On Thursday 12 March 2020, Kelly Jones, his Stereophonics bandmates and their crew gathered in front of a television screen to watch the prime minister address the nation. “That was the first day Boris Johnson went on telly with those scientist guys, and they said: ‘Nothing’s closing down. Everything continues as it is,’” recalls Jones from his studio in London. The announcement was met with relief, as it meant the band were clear to go ahead with a pair of headline shows at Cardiff’s Motorpoint Arena that weekend.
It was only after the gigs were done that Jones, who doesn’t use social media, realised he’d inadvertently found himself at the centre of a national controversy. “I got back to my house in Wales and someone said: ‘Piers Morgan’s been having a right pop at you, hasn’t he?’” he remembers. “I didn’t know what they meant, because I knew Lewis Capaldi was doing shows, and the West End was still running.”

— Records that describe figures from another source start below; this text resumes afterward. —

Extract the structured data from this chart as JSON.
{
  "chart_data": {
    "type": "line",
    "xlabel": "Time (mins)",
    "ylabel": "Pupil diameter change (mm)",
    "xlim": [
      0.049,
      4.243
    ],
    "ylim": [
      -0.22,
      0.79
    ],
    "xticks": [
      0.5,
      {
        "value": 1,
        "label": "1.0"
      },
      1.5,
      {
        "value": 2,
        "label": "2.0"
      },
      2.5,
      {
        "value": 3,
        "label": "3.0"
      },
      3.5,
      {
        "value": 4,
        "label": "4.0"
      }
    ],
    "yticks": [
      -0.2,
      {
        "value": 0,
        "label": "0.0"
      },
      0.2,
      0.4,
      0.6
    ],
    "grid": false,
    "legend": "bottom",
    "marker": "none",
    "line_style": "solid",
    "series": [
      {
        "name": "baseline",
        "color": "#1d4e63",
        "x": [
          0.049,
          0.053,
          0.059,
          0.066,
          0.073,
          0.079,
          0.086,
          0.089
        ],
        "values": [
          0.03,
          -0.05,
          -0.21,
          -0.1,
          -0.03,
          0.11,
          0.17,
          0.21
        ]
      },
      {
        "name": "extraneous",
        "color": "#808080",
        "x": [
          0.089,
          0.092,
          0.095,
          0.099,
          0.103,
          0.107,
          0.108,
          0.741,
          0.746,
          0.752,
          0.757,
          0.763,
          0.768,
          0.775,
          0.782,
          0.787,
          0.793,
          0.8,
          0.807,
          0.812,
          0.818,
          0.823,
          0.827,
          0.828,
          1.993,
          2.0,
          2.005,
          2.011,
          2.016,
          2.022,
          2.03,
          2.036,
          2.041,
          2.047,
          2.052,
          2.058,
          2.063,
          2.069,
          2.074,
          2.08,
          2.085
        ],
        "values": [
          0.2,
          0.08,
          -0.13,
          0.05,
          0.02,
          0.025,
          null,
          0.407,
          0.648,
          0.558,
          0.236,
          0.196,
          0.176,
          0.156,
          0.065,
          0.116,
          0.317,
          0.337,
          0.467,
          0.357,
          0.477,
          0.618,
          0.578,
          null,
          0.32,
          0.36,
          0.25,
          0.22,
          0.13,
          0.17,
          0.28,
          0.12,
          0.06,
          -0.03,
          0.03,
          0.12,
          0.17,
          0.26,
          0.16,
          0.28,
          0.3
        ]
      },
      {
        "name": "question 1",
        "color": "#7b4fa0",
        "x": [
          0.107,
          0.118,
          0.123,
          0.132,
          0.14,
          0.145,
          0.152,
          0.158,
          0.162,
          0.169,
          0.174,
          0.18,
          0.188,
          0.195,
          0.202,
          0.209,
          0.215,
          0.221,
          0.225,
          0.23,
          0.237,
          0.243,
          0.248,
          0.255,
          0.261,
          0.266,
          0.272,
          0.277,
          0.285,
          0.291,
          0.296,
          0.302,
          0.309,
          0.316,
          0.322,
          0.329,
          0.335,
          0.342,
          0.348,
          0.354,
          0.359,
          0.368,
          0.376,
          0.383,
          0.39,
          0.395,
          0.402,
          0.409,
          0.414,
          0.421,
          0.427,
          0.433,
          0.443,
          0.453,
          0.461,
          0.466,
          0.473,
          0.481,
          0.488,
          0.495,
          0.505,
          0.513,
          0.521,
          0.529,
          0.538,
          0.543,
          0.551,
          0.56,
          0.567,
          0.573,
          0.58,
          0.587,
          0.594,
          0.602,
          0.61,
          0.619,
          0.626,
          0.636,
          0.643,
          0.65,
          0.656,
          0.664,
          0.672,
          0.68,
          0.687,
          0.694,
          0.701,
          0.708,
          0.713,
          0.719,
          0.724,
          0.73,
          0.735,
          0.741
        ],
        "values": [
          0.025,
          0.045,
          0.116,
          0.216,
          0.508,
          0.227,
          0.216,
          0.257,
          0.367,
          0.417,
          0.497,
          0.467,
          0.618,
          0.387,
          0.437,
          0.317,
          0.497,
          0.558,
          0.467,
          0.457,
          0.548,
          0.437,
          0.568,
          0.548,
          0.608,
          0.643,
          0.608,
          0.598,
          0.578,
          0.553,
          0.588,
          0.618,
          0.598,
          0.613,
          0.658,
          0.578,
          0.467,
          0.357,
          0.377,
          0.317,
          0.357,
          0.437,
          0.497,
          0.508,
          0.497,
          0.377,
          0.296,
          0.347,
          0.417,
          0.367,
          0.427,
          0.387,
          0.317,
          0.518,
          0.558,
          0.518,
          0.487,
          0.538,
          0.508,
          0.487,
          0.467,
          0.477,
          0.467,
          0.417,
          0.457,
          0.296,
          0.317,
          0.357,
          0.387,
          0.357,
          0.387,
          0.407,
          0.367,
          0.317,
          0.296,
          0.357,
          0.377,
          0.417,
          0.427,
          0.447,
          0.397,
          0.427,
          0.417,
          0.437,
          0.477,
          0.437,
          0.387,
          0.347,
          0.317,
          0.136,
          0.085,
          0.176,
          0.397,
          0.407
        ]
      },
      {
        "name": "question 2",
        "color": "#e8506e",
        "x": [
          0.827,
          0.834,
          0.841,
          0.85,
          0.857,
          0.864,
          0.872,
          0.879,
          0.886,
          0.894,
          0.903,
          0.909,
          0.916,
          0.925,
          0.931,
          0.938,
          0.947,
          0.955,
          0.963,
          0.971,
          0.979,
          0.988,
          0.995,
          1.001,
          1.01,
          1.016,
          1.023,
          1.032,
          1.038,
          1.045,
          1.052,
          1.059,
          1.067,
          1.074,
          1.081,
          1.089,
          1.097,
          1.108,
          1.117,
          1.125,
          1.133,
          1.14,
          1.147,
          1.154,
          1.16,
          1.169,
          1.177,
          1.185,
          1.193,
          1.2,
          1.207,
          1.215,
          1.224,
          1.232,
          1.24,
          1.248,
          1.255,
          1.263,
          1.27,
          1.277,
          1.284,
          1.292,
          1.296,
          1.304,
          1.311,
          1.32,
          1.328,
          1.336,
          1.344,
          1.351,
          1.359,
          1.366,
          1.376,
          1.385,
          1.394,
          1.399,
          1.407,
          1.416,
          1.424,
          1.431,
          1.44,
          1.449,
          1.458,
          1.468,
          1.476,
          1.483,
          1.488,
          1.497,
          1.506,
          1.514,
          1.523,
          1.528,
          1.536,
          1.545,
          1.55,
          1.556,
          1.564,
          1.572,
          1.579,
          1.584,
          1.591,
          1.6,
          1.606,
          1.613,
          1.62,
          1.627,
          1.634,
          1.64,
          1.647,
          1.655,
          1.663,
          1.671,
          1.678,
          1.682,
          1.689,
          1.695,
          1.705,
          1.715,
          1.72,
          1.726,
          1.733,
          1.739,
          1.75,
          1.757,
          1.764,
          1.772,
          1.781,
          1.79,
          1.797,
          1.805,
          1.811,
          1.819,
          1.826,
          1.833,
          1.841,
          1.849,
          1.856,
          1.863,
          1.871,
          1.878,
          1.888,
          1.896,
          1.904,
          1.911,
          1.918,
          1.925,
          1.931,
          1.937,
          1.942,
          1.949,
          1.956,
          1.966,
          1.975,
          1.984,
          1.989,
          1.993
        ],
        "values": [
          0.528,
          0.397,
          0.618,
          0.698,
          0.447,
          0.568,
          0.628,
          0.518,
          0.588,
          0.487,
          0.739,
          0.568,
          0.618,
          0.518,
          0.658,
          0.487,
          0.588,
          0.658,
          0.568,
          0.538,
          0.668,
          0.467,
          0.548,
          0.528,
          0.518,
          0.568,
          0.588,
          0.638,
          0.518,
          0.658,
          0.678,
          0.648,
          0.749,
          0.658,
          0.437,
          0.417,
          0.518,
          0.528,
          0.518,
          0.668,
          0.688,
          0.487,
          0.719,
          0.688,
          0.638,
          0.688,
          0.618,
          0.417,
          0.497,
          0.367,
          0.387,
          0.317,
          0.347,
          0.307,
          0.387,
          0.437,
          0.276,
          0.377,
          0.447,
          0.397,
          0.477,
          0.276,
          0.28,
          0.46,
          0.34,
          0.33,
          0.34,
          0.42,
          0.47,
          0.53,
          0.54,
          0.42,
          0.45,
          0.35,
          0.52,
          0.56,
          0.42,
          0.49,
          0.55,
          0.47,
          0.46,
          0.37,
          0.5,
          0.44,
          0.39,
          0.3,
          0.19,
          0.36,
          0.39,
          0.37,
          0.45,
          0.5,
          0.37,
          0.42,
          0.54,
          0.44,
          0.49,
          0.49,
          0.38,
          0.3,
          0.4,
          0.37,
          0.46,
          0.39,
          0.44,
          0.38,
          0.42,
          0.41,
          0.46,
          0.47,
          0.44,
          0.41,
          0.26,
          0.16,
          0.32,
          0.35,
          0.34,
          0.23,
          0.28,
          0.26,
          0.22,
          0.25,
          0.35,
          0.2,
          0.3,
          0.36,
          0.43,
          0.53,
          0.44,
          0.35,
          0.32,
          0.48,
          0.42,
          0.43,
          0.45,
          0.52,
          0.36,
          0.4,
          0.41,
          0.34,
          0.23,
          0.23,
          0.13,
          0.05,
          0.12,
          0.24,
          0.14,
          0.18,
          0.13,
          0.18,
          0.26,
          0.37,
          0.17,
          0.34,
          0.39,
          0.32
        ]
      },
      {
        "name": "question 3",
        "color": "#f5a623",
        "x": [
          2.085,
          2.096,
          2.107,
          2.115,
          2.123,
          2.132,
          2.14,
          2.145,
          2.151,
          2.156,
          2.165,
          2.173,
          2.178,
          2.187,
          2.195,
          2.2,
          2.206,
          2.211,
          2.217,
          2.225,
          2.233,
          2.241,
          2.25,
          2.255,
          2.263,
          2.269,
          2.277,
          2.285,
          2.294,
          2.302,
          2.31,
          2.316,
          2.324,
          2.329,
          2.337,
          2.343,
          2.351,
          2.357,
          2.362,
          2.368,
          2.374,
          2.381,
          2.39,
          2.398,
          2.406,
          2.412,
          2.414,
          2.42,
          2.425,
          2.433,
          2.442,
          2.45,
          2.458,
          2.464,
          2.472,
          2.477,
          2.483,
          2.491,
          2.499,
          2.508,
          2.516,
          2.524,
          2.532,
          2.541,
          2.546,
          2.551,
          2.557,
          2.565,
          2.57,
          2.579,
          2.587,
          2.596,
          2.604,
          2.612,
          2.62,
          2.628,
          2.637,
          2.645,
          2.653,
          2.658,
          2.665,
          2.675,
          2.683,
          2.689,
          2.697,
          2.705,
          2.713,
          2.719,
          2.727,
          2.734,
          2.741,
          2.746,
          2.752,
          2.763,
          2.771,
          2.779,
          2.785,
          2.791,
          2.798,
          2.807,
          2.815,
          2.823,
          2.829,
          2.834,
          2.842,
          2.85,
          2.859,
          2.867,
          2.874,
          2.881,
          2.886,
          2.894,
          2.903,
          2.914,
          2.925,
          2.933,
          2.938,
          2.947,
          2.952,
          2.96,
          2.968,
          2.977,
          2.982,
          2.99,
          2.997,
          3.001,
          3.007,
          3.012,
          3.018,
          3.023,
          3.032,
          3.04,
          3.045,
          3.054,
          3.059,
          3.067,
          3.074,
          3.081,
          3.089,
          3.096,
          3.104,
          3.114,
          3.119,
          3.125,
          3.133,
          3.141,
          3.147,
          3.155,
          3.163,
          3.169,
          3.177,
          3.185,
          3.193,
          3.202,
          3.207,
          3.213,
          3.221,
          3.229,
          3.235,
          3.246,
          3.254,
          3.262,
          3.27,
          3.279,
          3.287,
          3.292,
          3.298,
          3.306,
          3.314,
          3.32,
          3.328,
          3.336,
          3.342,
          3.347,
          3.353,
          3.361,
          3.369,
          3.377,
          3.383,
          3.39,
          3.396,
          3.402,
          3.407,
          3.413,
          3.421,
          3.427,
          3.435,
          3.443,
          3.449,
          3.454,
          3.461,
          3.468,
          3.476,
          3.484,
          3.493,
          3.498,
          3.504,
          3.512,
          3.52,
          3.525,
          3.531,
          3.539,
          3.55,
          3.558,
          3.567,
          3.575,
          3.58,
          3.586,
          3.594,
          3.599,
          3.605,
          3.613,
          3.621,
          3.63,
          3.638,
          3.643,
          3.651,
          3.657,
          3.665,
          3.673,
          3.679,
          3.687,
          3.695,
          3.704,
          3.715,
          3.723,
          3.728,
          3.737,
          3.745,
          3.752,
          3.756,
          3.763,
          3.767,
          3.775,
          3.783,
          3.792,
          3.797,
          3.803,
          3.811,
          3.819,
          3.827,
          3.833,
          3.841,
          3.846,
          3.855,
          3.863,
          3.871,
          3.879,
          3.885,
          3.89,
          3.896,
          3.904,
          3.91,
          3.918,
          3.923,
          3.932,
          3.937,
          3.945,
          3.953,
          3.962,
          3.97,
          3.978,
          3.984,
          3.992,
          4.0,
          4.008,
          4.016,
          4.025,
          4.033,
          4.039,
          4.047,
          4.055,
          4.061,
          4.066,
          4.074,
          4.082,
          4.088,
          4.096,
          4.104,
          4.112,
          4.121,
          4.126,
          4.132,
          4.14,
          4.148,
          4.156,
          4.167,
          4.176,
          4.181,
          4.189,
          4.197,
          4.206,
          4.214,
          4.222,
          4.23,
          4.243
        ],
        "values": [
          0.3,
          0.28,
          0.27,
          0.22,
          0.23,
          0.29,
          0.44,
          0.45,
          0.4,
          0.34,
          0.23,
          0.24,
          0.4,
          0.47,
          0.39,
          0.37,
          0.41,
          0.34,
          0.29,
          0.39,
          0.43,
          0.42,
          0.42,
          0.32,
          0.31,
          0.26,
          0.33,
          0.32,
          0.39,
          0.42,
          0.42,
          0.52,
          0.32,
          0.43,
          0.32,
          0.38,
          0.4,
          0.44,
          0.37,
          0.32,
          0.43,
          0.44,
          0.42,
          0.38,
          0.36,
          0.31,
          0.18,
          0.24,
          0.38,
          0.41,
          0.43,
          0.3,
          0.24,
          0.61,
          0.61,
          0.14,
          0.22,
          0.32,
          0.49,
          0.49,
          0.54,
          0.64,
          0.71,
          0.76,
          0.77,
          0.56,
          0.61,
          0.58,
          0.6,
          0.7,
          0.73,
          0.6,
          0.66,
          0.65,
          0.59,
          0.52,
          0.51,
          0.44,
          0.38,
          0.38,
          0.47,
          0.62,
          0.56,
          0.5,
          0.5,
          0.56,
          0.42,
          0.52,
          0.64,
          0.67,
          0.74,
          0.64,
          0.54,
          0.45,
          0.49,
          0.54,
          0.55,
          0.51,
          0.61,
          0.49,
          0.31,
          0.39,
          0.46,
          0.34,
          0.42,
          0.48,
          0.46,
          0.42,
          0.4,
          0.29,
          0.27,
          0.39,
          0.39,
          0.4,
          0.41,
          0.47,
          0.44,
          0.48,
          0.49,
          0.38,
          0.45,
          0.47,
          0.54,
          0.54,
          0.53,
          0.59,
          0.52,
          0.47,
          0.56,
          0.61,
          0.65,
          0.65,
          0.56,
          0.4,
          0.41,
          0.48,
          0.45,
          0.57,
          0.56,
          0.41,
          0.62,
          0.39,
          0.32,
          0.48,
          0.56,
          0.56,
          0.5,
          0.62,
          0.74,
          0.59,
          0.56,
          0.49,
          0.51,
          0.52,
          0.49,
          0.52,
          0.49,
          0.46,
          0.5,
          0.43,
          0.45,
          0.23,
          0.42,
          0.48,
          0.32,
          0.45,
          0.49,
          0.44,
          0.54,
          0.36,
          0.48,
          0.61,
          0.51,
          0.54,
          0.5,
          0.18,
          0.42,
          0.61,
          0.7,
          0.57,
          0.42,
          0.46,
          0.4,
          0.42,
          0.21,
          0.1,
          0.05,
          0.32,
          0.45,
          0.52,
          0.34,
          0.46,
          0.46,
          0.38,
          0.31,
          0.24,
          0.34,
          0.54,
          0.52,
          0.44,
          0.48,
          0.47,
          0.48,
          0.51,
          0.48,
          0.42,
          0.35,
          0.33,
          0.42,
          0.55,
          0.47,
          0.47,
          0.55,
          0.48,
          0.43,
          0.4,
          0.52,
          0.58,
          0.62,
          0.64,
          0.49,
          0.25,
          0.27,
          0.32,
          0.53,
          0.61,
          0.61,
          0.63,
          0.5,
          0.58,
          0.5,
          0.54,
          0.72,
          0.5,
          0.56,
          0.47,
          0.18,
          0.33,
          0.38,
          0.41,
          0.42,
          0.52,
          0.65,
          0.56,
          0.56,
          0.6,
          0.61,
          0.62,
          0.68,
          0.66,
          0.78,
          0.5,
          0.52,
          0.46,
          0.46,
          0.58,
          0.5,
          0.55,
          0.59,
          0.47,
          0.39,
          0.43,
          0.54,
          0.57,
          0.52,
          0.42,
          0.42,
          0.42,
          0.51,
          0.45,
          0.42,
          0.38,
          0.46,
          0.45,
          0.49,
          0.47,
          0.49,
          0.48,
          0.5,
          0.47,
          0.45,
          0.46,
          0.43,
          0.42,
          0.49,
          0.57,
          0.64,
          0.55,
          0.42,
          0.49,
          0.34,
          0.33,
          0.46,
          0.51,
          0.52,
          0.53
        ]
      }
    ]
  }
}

That same weekend, Premier League fixtures were suspended, as was Wales’s Six Nations rugby match against Scotland, but Jones says even with hindsight he has no regrets about pressing on with his band’s performances. “I stand by what we did,” he says, matter-of-factly. “We followed the advice. I had my own family there, including my parents, my pregnant wife and my five-year-old. If we upset people, we upset people, but we followed the guidelines at the time.”